Monday, December 17, 2012

End of year data thinking

Lately, Big Aanalytics 2012, NY hosted an interesting live panel discussion. The name was quite catchy, "Do you believe in Santa? How about Data Scientist?” Four guests were invited to the panel, including Geoffrey Guerdat, Director of Data Engineering Group from Gilt.
Guests and audience had heated discussion around the topic. Personally, I enjoyed almost all of Geof's comments and opinions. He precisely described what I have been observing and thinking this year. In the following, I just highlighted a few points that really touched my heart.
  •  Team building

The Data Engineering group has 12 members, majoring in 3 main areas - Business Intelligence, Data Engineering and Data Science. This is the mix I'd like to see and be involved with as well. Data Engineers are extremely important, in my opinion, sometimes even more important than both BI and DS analyst. They are in charge of plumbing (ETL) and making sure everything works. Organizations normally start their data team with BI. So BI has longer history and more "credibility and reputation" than the fancy DS. Having a good BI sub-team, ensures the companies to have access to vital measurements and make smarter decision. The DS sub-team is crucial as well. As Geof pointed out, with the amount of data, and time it takes to process them, DS analysts kind of bridge the gap between BI and DE. And they are aware of more techniques/tools than traditional BI analysts.

Ideally, I'd like to see the mix of those 3 functions change over time. At beginning, one might want more BI and DE people, but way less DS people (definitely not completely missing. DS people need to get trained on company's data over time.) This mix will focus on sorting things out and serve other departments inside an organization. As things got more stable, one would get more DS but less BI people. Thus, the team could work closely with a few teams to solve harder problems.

Geof constructs his team around two Data Scientists, one is strong in Statistics and one is strong in Computer Science. They provide guidance and act as quarterbacks. The solution sounds very clever to me. My ideal team would include 1 director, who is very good at working inside an organization (aka, politics, as someone call it), 2 tech leads (1 stat and 1 cs). All other team members are acquired around this golden triangle. However, I see many companies hire "managers" to manager data teams, who have never written a single line of code. They had a hard time identifying problems and bottlenecks; they even had hard time recognizing/accepting suggestions from the data scientist inside the group. All is because that, they often don't know data as well as the people who work with data 40 hours a week.
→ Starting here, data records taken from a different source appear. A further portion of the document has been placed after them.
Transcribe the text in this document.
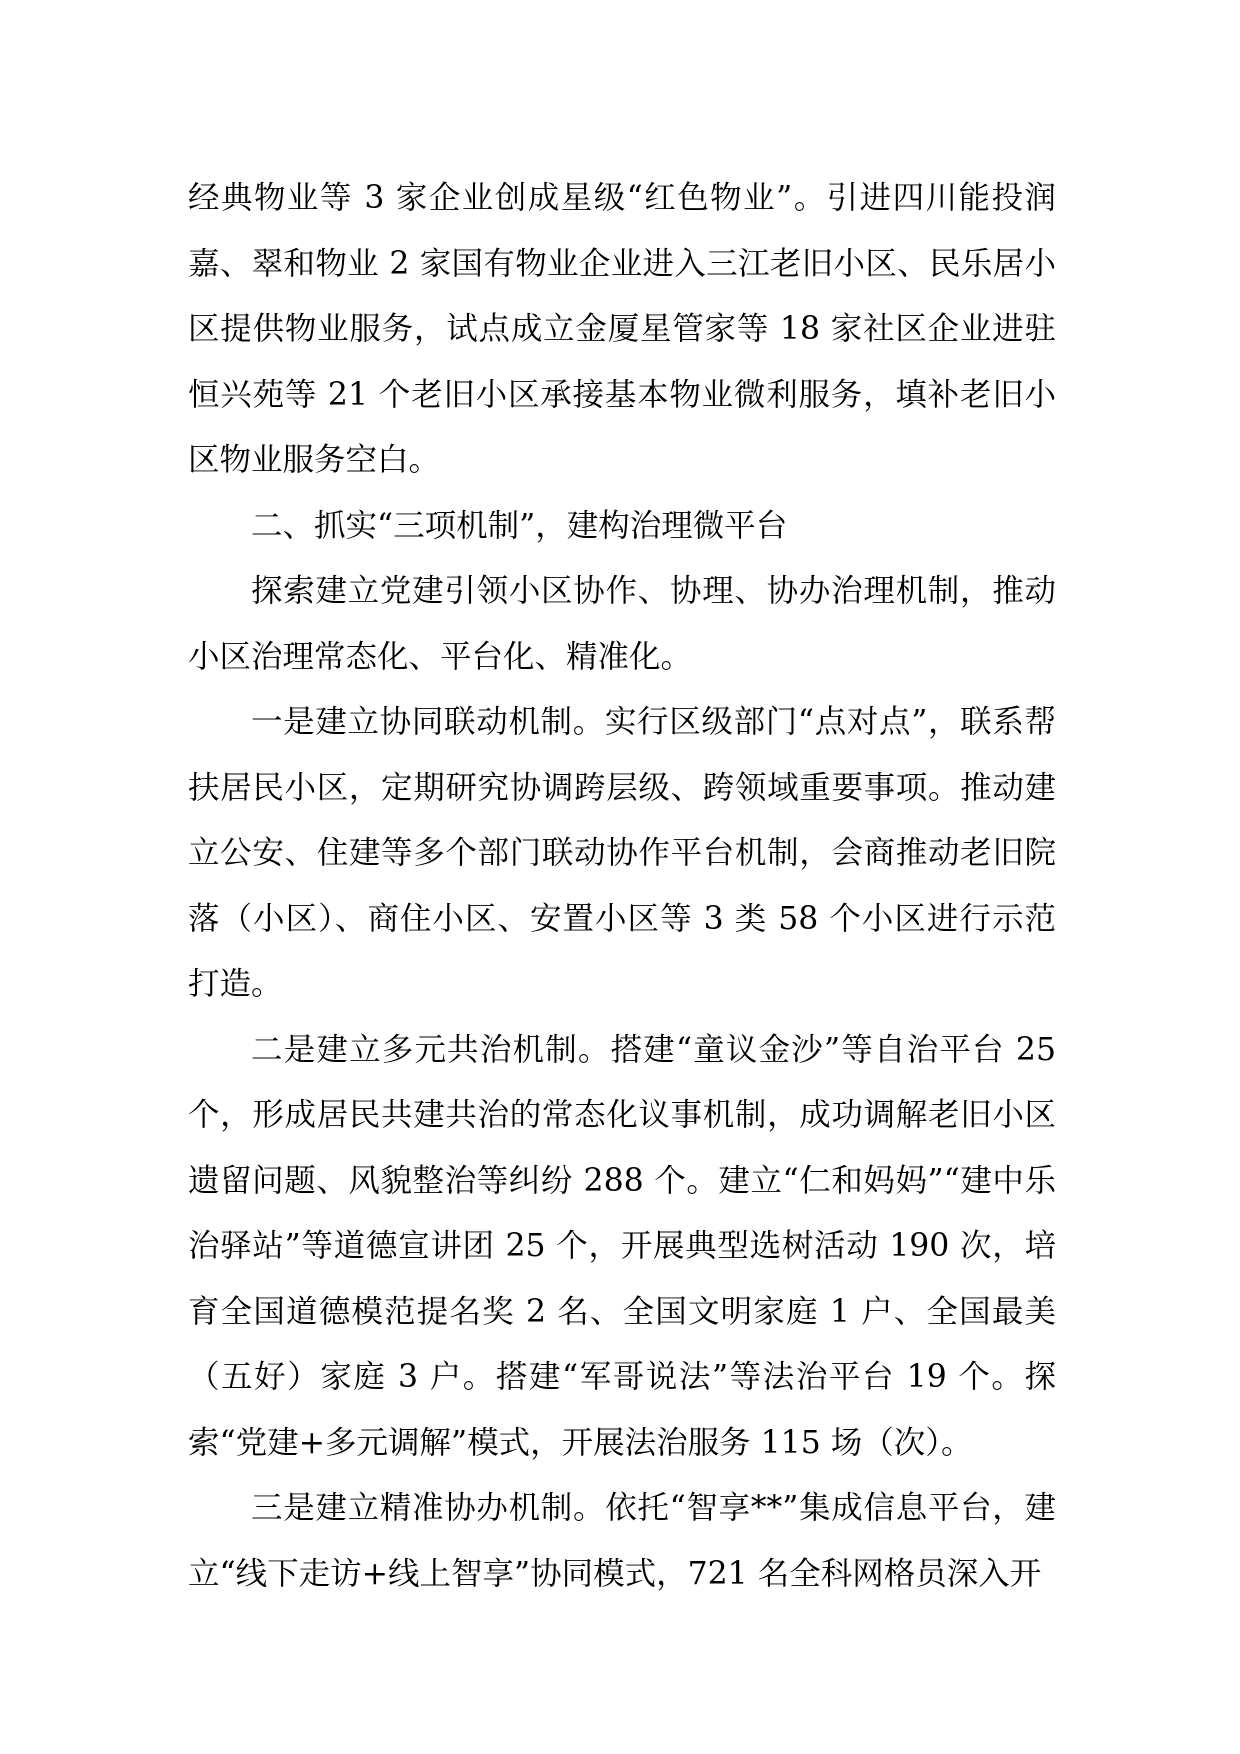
经典物业等 3 家企业创成星级“红色物业”。引进四川能投润嘉、翠和物业 2 家国有物业企业进入三江老旧小区、民乐居小区提供物业服务，试点成立金厦星管家等 18 家社区企业进驻恒兴苑等 21 个老旧小区承接基本物业微利服务，填补老旧小区物业服务空白。

二、抓实“三项机制”，建构治理微平台

探索建立党建引领小区协作、协理、协办治理机制，推动小区治理常态化、平台化、精准化。

一是建立协同联动机制。实行区级部门“点对点”，联系帮扶居民小区，定期研究协调跨层级、跨领域重要事项。推动建立公安、住建等多个部门联动协作平台机制，会商推动老旧院落（小区）、商住小区、安置小区等 3 类 58 个小区进行示范打造。

二是建立多元共治机制。搭建“童议金沙”等自治平台 25 个，形成居民共建共治的常态化议事机制，成功调解老旧小区遗留问题、风貌整治等纠纷 288 个。建立“仁和妈妈”“建中乐治驿站”等道德宣讲团 25 个，开展典型选树活动 190 次，培育全国道德模范提名奖 2 名、全国文明家庭 1 户、全国最美（五好）家庭 3 户。搭建“军哥说法”等法治平台 19 个。探索“党建+多元调解”模式，开展法治服务 115 场（次）。

三是建立精准协办机制。依托“智享**”集成信息平台，建立“线下走访+线上智享”协同模式，721 名全科网格员深入开
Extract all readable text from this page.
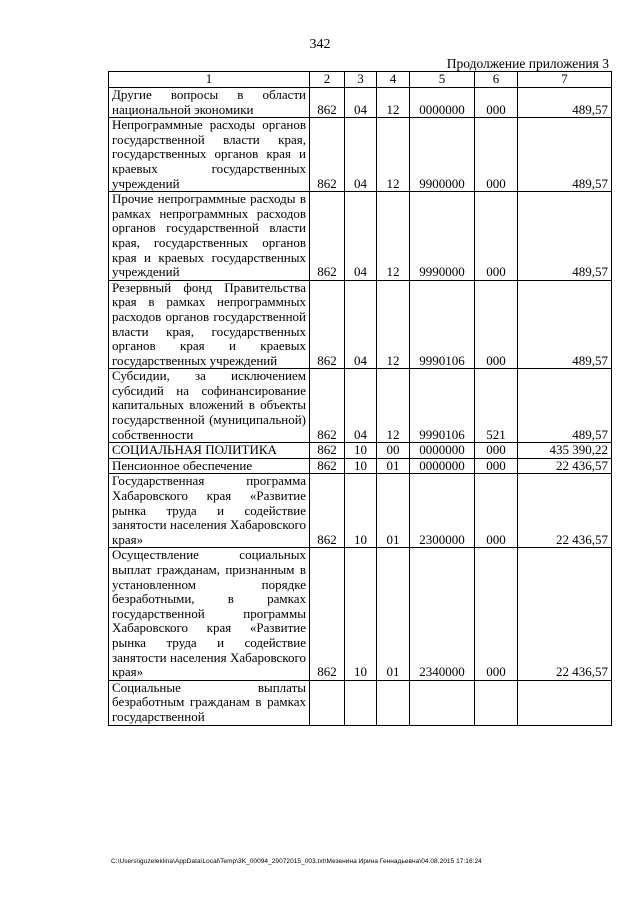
342
Продолжение приложения 3
1	2	3	4	5	6	7
Другие вопросы в области национальной экономики	862	04	12	0000000	000	489,57
Непрограммные расходы органов государственной власти края, государственных органов края и краевых государственных учреждений	862	04	12	9900000	000	489,57
Прочие непрограммные расходы в рамках непрограммных расходов органов государственной власти края, государственных органов края и краевых государственных учреждений	862	04	12	9990000	000	489,57
Резервный фонд Правительства края в рамках непрограммных расходов органов государственной власти края, государственных органов края и краевых государственных учреждений	862	04	12	9990106	000	489,57
Субсидии, за исключением субсидий на софинансирование капитальных вложений в объекты государственной (муниципальной) собственности	862	04	12	9990106	521	489,57
СОЦИАЛЬНАЯ ПОЛИТИКА	862	10	00	0000000	000	435 390,22
Пенсионное обеспечение	862	10	01	0000000	000	22 436,57
Государственная программа Хабаровского края «Развитие рынка труда и содействие занятости населения Хабаровского края»	862	10	01	2300000	000	22 436,57
Осуществление социальных выплат гражданам, признанным в установленном порядке безработными, в рамках государственной программы Хабаровского края «Развитие рынка труда и содействие занятости населения Хабаровского края»	862	10	01	2340000	000	22 436,57
Социальные выплаты безработным гражданам в рамках государственной						
C:\Users\iguzeleklina\AppData\Local\Temp\3K_00094_29072015_003.txt\Мезенина Ирина Геннадьевна\04.08.2015 17:16:24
I'd appreciate data managers to have good "listening" and "summarizing" skills, and data scientists to have the nature of curiosity and ability to prove or implement their own thoughts.


  • As more people become data scientists by clicking buttons inside "tools", is it good or bad?
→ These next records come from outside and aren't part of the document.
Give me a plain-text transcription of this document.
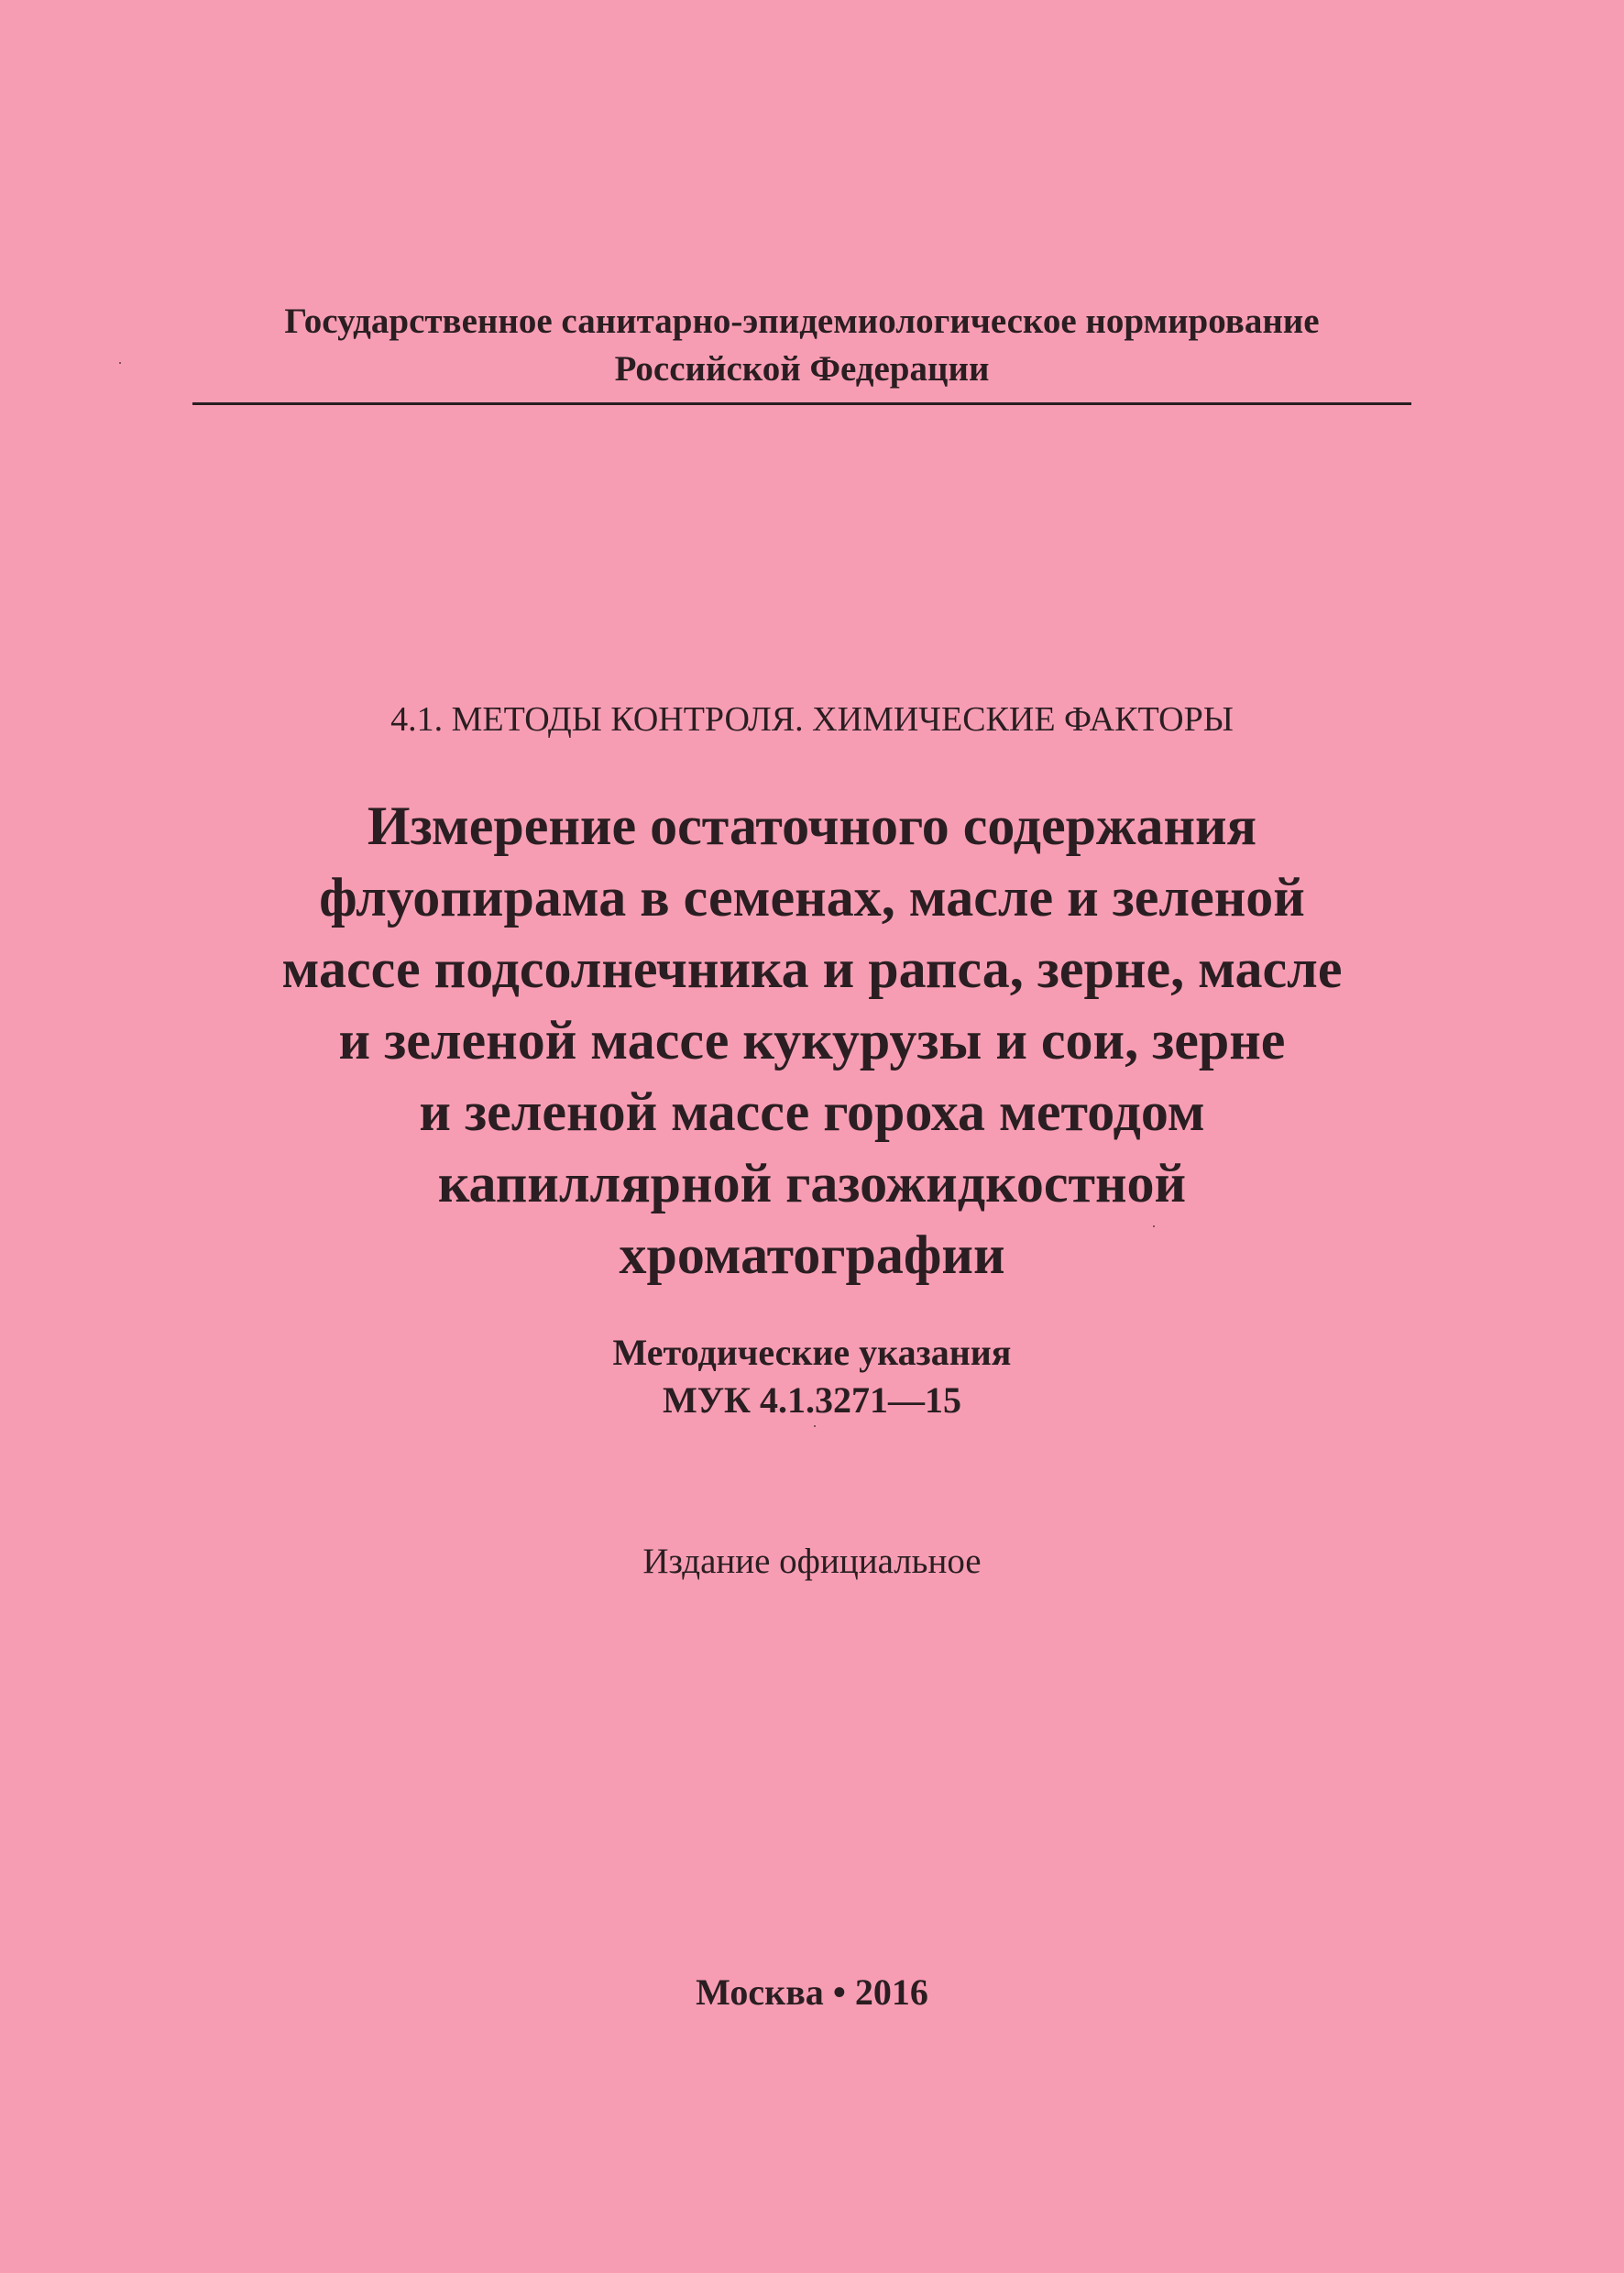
Государственное санитарно-эпидемиологическое нормирование
Российской Федерации
4.1. МЕТОДЫ КОНТРОЛЯ. ХИМИЧЕСКИЕ ФАКТОРЫ
Измерение остаточного содержания
флуопирама в семенах, масле и зеленой
массе подсолнечника и рапса, зерне, масле
и зеленой массе кукурузы и сои, зерне
и зеленой массе гороха методом
капиллярной газожидкостной
хроматографии
Методические указания
МУК 4.1.3271—15
Издание официальное
Москва • 2016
Some companies who are in the tool business, actually aimed their goal to be "let everyone be data scientist". Please allow me to frown to such claims. It's very dangerous if everybody were a data scientist. "Data People" are armed with more and more powerful data mining weapons. They are capable of doing more harm. And not only they need to understand the underlying models to explain to others, they also need to know well enough to recognize the spots to reconstruct and optimize their models. People need to get trained on understand the input data (meaning familiar with the business, and knowing what's available), and output data (to identify how to act upon the insights).

  • How can someone tie a dollar amount to Data teams?

All the panelists agreed that it's hard to do so. Well, my response is "don't even get yourself there". In both of my jobs, companies tried to tie revenue goal/gain to data teams. They both failed. Whenever I see companies try to put a price tag on data teams, it only occurs to me that they haven't realized the value of their data, or truly recognized the fact that data team provides guidance and advice is helpful and important. They probably still think data as accessories, something supplementary not necessary. However, in my opinion, data should be treated as one of the organization's product lines. It's as important as all other products. With the amount of data we have on our users, and the amount of insights we know about them, we have just started the data journey.

  • Tools data scientists use

Geof mentioned R/sql/vi/emacs/shell/java. It seems rather primitive. However, they are really powerful. I hate teams become tool-dependant, which creates bottlenecks naturally. Because it's hard for others to maintain the system and make changes, particularly when the tool experts are not around.

  • What makes good data scientists?

"Moving the info around, reconstructing info in some other way, and making use out of it ...", Geof summarized. This truly describes what I am working in the past few months, to consolidate data in a way that is easy to consume and make sense to both analysts and the entire company. I believe, without solid foundations, no buildings on top should be called "success". So data plumbing and pumping is really the key to everything.

One of the audiences raised an interesting point, the short of data scientists is just a gap of education. Right now some schools are teaching statistics to elementaries. It's going to be fun to teach my kindergartener "averages" and tell him that "average American kindergartener" actually doesn't not exist!